Crosswalk.com

Behind Enemy Lines

compiled by Jeffrey Overstreet
from Film Forum, 12/06/01

Even as U.S. pilots are on active duty in dangerous territory, Owen Wilson is on the big screen this week playing a pilot who gets shot down in Behind Enemy Lines. He ends up dodging bullets in Bosnia while his superior officer, played by Gene Hackman, decides not to leave a good man behind.

Michael Elliott (Movie Parables) remarks that director John Moore's stylish action scenes "certainly do get our attention. But they don't lead us to anything more worthwhile. Explosions for explosions' sake don't seem to hold the same fascination they once might have."

Likewise, Douglas Downs (Christian Spotlight on the Movies) sums it up: "Lots of action, but no substance."

Bob Smithouser (Focus on the Family) calls it fare for "adrenaline junkies who lack the attention span required for a cerebral thriller like Spy Game." He adds that this "chaotic testosterone-fest" seems "all the more juvenile in light of current events. It all makes Top Gun seem downright poignant."

The critic at the U.S. Conference of Catholic Bishops goes easier on the film: "Moore pumps up a simple premise with skillfully choreographed action scenes, depicting the brutality of war while attempting to comment on the importance of saving even one life despite the risks."

Meanwhile, Movieguide's Tom Snyder, who describes the movie as "a white-hot, action-oriented war movie," is upset that this movie, set in the center of the Serbian-Bosnian conflict, portrays "ultra-war violence" and a "significant amount of foul language." He declares, "There is no sane reason why any movie, even one for older audiences, has to include any foul language at all."

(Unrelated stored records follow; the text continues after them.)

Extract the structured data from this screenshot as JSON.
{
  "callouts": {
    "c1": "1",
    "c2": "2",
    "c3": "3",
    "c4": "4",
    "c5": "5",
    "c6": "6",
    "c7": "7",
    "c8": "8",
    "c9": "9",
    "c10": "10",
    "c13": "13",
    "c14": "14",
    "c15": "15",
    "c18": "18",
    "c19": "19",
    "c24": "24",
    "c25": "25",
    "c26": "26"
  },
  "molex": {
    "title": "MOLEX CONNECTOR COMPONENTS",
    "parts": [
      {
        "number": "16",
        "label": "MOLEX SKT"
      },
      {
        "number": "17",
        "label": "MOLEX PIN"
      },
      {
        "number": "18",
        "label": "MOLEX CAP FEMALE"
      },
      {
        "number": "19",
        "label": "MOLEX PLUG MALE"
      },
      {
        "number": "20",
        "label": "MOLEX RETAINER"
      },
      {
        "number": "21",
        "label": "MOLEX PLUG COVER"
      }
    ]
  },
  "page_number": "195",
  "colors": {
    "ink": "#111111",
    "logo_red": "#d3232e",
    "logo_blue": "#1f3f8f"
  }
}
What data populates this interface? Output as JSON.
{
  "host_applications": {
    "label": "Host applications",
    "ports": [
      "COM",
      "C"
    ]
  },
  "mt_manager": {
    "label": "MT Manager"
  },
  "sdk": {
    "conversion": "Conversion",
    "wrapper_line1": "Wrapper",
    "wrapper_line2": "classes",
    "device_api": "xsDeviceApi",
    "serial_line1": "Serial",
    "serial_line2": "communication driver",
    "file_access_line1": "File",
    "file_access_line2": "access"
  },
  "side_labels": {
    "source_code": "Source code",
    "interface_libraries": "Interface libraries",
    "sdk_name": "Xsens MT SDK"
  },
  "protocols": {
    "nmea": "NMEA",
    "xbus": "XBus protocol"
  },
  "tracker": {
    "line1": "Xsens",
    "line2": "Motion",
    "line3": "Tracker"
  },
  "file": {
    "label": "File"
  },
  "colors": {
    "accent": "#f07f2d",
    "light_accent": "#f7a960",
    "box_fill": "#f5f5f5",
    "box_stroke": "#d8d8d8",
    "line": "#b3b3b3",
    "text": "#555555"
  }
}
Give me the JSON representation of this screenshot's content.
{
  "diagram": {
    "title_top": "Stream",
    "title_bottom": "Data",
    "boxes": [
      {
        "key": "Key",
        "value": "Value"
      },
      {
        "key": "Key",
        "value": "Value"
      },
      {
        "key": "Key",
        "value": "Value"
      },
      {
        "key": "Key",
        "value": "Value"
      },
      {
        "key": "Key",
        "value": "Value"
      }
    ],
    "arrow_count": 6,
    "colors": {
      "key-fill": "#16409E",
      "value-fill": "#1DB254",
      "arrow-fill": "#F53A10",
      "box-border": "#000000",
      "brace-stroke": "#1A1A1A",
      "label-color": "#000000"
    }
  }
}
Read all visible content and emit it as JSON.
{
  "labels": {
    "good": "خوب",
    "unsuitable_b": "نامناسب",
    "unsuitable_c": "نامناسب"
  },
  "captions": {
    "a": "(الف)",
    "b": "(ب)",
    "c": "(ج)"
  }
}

Focusing on the story, Ed Crumley (Preview) testifies that "the gung ho, can-do attitude of the rescue team members, who volunteer to risk their lives to save one man, is inspiring." But he too disparages the film for "foul language, violence, and gore."

Family-minded critic Holly McClure was impressed with "a unique visual style that sets it apart from other war films." She likes Wilson—"a hero the audience can relate to"—and decides that "the timing for this movie couldn't have been more perfect. A movie about an 'unconventional war' … can't help but play on patriotic emotions."

World's Andrew Coffin notes the arrival of Behind Enemy Lines and remarks on just how many combat-oriented films are coming to theatres and capitalizing on the publicity of recent news events.

He criticizes Hollywood's current crop of military-themed movies for not having "the benefit of a post-Sept. 11 perspective. … [They are] scripted with an inherent distrust of government intelligence and military institutions. What was once standard Hollywood issue now seems strangely anachronistic in a time when public confidence in government institutions and America's armed forces is high."

Clearly, mainstream media critics are also sensitive to sensationalized violence. Roger Ebert writes, "Its hero is so reckless and its villains so incompetent that it's a showdown between a man begging to be shot, and an enemy that can't hit the side of a Bosnian barn. This is not the story of a fugitive trying to sneak through enemy terrain and be rescued, but of a movie character magically transported from one photo opportunity to another." He mentions that the movie premiered on a U.S. aircraft carrier, and muses, "I wonder if it played as a comedy."

Stephanie Zacharek of Salon writes that director John Moore fills the film with "lots of snappy, meaningless cutting, just to show us he knows how to do it. Behind Enemy Lines is a rÉsumÉ masquerading as a movie." She finds it almost criminal the way the movie ignores its talented cast. "He's a director who'll never let acting get in the way of his filmmaking. If you're going to bother to use good actors at all, you should at least let them be all that they can be."